Cryoenvironments are defined as permanently subzero or frozen environments, such as permafrost, glaciers, ice sheets, multiyear sea ice, high-elevation Antarctic dry valleys, and some cold saline springs (1–6). Microorganisms inhabiting cryoenvironments must face the challenges of subzero temperatures, low water activity, and, often, high solute concentrations to sustain their viability. The cold saline springs on Axel Heiberg Island (AHI) in the Canadian high Arctic discharge through 500 to 600 m of thick permafrost, maintain a liquid state at subzero temperatures, and offer a unique opportunity to assess microbial adaptations to extremes of both high salinity and subzero temperatures (3, 4, 7–9). These springs occur in an area with an average annual air temperature of −15°C, reaching below −40°C during the winter months, and probably originate from subpermafrost groundwater flow through carboniferous evaporites in areas of diapiric uplift on AHI (10, 11). Other Arctic cold springs, on Ellesmere Island in the Canadian high Arctic and on the Norwegian high-Arctic Svalbard archipelago, have been reported (12–14), although the discharges from these springs are not subzero. Viable microbial communities have been described for all of these Arctic springs (3, 4, 7, 8, 13–15).

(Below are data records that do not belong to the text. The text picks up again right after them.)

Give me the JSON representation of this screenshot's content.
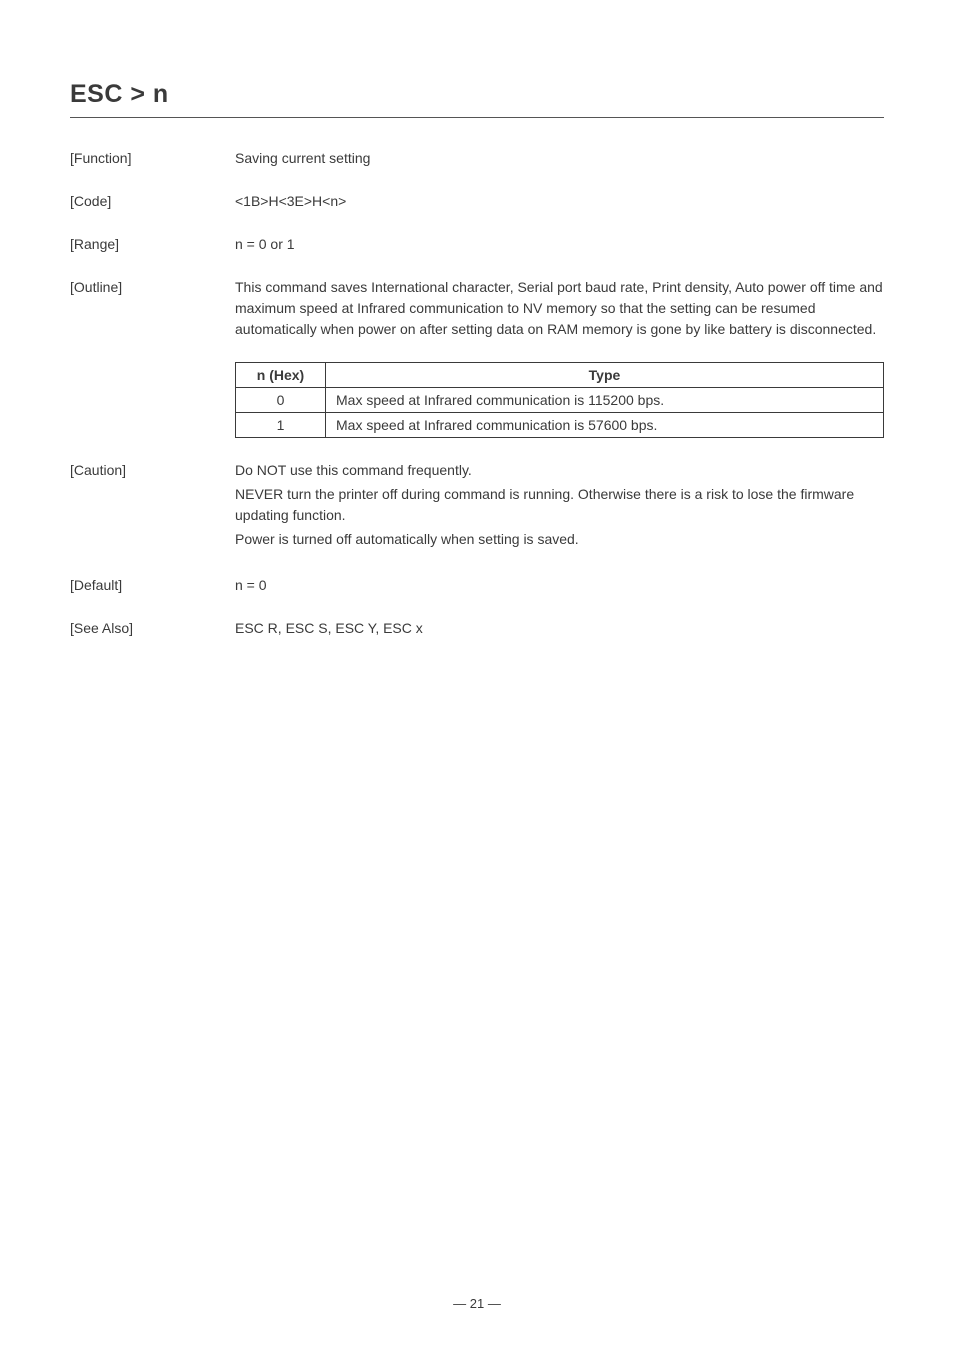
{
  "title": "ESC > n",
  "sections": {
    "function": {
      "label": "[Function]",
      "value": "Saving current setting"
    },
    "code": {
      "label": "[Code]",
      "value": "<1B>H<3E>H<n>"
    },
    "range": {
      "label": "[Range]",
      "value": "n = 0 or 1"
    },
    "outline": {
      "label": "[Outline]",
      "value": "This command saves International character, Serial port baud rate, Print density, Auto power off time and maximum speed at Infrared communication to NV memory so that the setting can be resumed automatically when power on after setting data on RAM memory is gone by like battery is disconnected."
    },
    "table": {
      "headers": {
        "col1": "n (Hex)",
        "col2": "Type"
      },
      "rows": [
        {
          "n": "0",
          "type": "Max speed at Infrared communication is 115200 bps."
        },
        {
          "n": "1",
          "type": "Max speed at Infrared communication is 57600 bps."
        }
      ]
    },
    "caution": {
      "label": "[Caution]",
      "lines": [
        "Do NOT use this command frequently.",
        "NEVER turn the printer off during command is running. Otherwise there is a risk to lose the firmware updating function.",
        "Power is turned off automatically when setting is saved."
      ]
    },
    "default": {
      "label": "[Default]",
      "value": "n = 0"
    },
    "seeAlso": {
      "label": "[See Also]",
      "value": "ESC R, ESC S, ESC Y, ESC x"
    }
  },
  "pageNumber": "— 21 —"
}
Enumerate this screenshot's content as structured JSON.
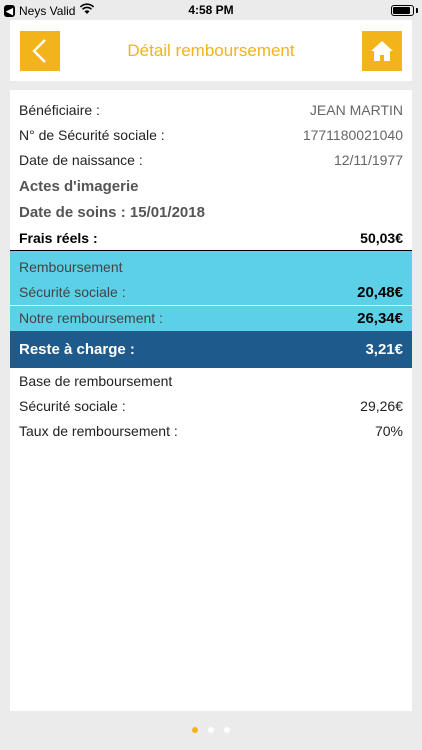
{
  "status": {
    "back_glyph": "◀",
    "carrier": "Neys Valid",
    "time": "4:58 PM",
    "battery_level": 0.9
  },
  "header": {
    "title": "Détail remboursement",
    "accent_color": "#f2b31b"
  },
  "details": {
    "beneficiaire_label": "Bénéficiaire :",
    "beneficiaire_value": "JEAN MARTIN",
    "secu_label": "N° de Sécurité sociale :",
    "secu_value": "1771180021040",
    "naissance_label": "Date de naissance :",
    "naissance_value": "12/11/1977",
    "acte": "Actes d'imagerie",
    "date_soins": "Date de soins : 15/01/2018",
    "frais_label": "Frais réels :",
    "frais_value": "50,03€"
  },
  "remboursement": {
    "title": "Remboursement",
    "secu_label": "Sécurité sociale :",
    "secu_value": "20,48€",
    "notre_label": "Notre remboursement :",
    "notre_value": "26,34€",
    "block_color": "#5bd0e6"
  },
  "reste": {
    "label": "Reste à charge :",
    "value": "3,21€",
    "block_color": "#1f5a8c"
  },
  "base": {
    "title": "Base de remboursement",
    "secu_label": "Sécurité sociale :",
    "secu_value": "29,26€",
    "taux_label": "Taux de remboursement :",
    "taux_value": "70%"
  },
  "pagination": {
    "count": 3,
    "active_index": 0
  }
}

Wired magazine has an excellent post on the news about flowing water on Mars.
Ojha and his team have watched these lineae form every Martian summer, growing wider week after week until they slowly fade come winter—exactly the times and places where conditions are right for liquid water to exist on Mars. Plus, the surface is crusted with salt, which could help stabilize liquid water so it doesn’t boil or freeze.
Ojha notes that they haven’t actually observed water flowing on Mars. The team took their data from the CRISM instrument on the Mars Reconnaisance Orbiter, which, frustratingly, only observes the surface every day at 3 pm. That’s when Mars is at its hottest and driest, so any liquid water oozing on the surface would have long since evaporated by the time MRO laid eyes on it.
Still, the water left a distinctive chemical trace. “Whatever is flowing on Mars is hydrating the salt,” Ojha says, “and we’re seeing that hydration in the spectral signature.” After extracting spectral information from pixels of the CRISM instrument’s data, Ojha and his team determined that the salts—magnesium perchlorate, magnesium chlorate, and sodium perchlorate—had water molecules interspersed in their crystal structures. That’s pretty strong evidence that they were deposited by flowing water.
Please see Wee Mama's Dailykos breaking news diary on Mars' water
here.
In my personal experience this water on Mars is similar to water found in uranium tailings piles in the western U.S. where highly oxidizing "water-loving" salts produced by ore processing stay wet under dry desert conditions. Bacteria are able to thrive in this harsh earth environment by exploiting the energy involved in the differences in chemical potentials between the highly oxidized tailings and the less oxidized natural materials. Similar chemical potentials are present on Mars. On Mars the bleach-like magnesium perchlorate salts are produced by reactions triggered by UV radiation that strikes the Martian surface in the absence of an ozone layer in the modern Martian atmosphere. Below the surface the soil and rock is likely less oxidized. Thus there is an energy source that could support bacteria below the surface of Mars.